As of June, the latest available data, there were 10.698 million open jobs across the U.S. economy. While this marks the third straight monthly decline, the number of job vacancies nonetheless remains over fifty percent higher than pre-pandemic levels. Moreover, over two-thirds of June’s decline was accounted for by construction and retail trade, areas of the economy which have clearly slowed over the past several weeks. At the same time, the rate at which firms are hiring workers and the rate at which workers are voluntarily quitting jobs remain far above their pre-pandemic norms. All of which affirms a point we’ve been making for some time now, which is that labor supply remains no match for labor demand and, as such, there is little reason to expect meaningful easing of wage pressures until the labor market is brought into better balance.

The Institute for Supply Management’s (ISM) July surveys of the manufacturing and services sectors show continued expansion in the two broad sectors, with the services sector survey coming in much stronger than had been anticipated, including an acceleration in the growth of new orders. Two elements of the July ISM surveys worth noting are signs of relief from supply chain constraints and signs that non-labor input price pressures are easing. To be sure, supply chains are far from operating freely and normally but, even so, signs of progress in that direction are most welcome. And, while input prices are still rising, they are doing so at a slower pace, which is consistent with recent declines in energy and commodity prices.

While falling retail gasoline prices will take some of the steam out of the month-to-month changes in the Consumer Price Index (CPI) and the PCE Deflator, they will bring little relief in terms of the over-the-year changes. For instance, it is anticipated that, after having risen by 1.3 percent in June, the CPI rose by just 0.3 percent in July, but that would nonetheless leave the over-the-year change at 8.8 percent.

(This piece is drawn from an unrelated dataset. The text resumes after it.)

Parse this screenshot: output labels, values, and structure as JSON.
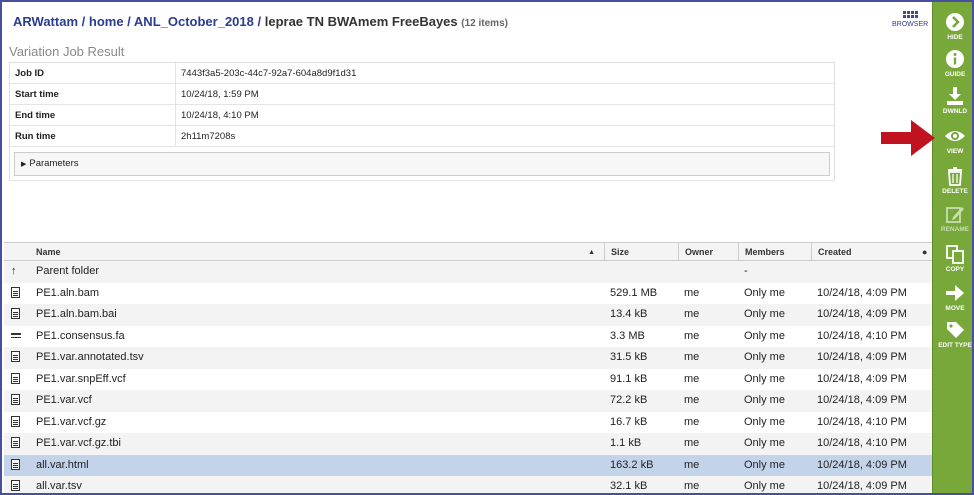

Moreover, the July data are expected to show core CPI inflation accelerating from June’s pace, and we expect that acceleration to persist into the fall.

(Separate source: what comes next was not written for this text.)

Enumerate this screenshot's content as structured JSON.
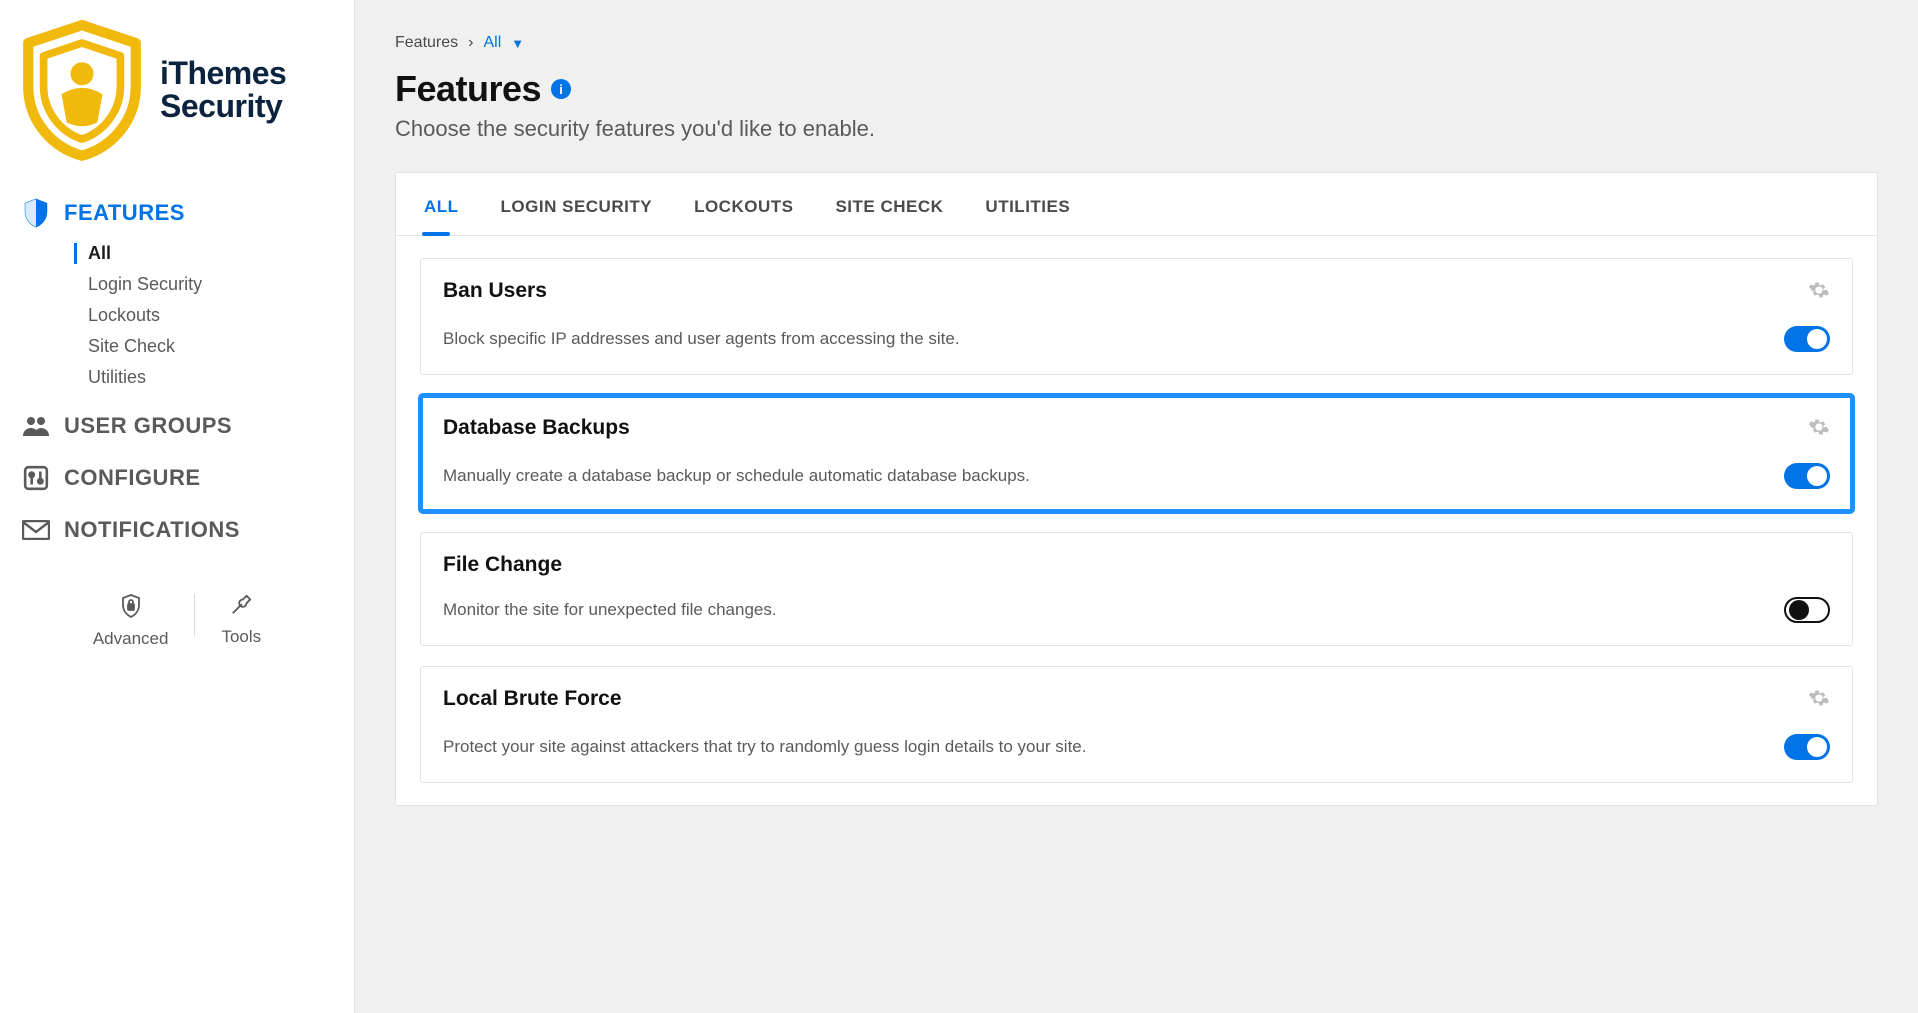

Where does this leave the FOMC in their quest to “do a job on demand” as a means of reining in inflation? If anything, the FOMC’s task now seems even more daunting than it did when the Committee embarked on its course of rate hikes in March of this year. Thus far, the labor market seems to have not even noticed the FOMC’s attempts to push down labor demand as a means of alleviating wage pressures. At the same time, the inflation data have yet to bring anything close to the “clear and convincing” evidence of slowing inflation that the FOMC has stated they need to see before thinking of backing off the current course of Fed funds rate hikes.

Even before the release of the July employment report, San Francisco Fed President Mary Daly noted that the FOMC’s work was “nowhere near almost done,” and it could be that still-strong labor market data emboldens the FOMC to be more aggressive than would otherwise have been the case. After having, somewhat curiously we might add, come to the conclusion that the FOMC had, at its July meeting, undertaken a “dovish pivot,” market participants have abandoned this interpretation, and market pricing implies a better than even chance of another 75-basis point Fed funds rate hike at the September FOMC meeting. Whether, or to what extent the FOMC moves at a slower pace after September will depend on the incoming economic data. In short, the higher and more persistent inflation proves to be, the further the FOMC will go, and the further the FOMC goes, the greater the probability that they push the economy into recession. As such, it could be that those insisting that the U.S. economy is in recession weren’t wrong but instead were just early.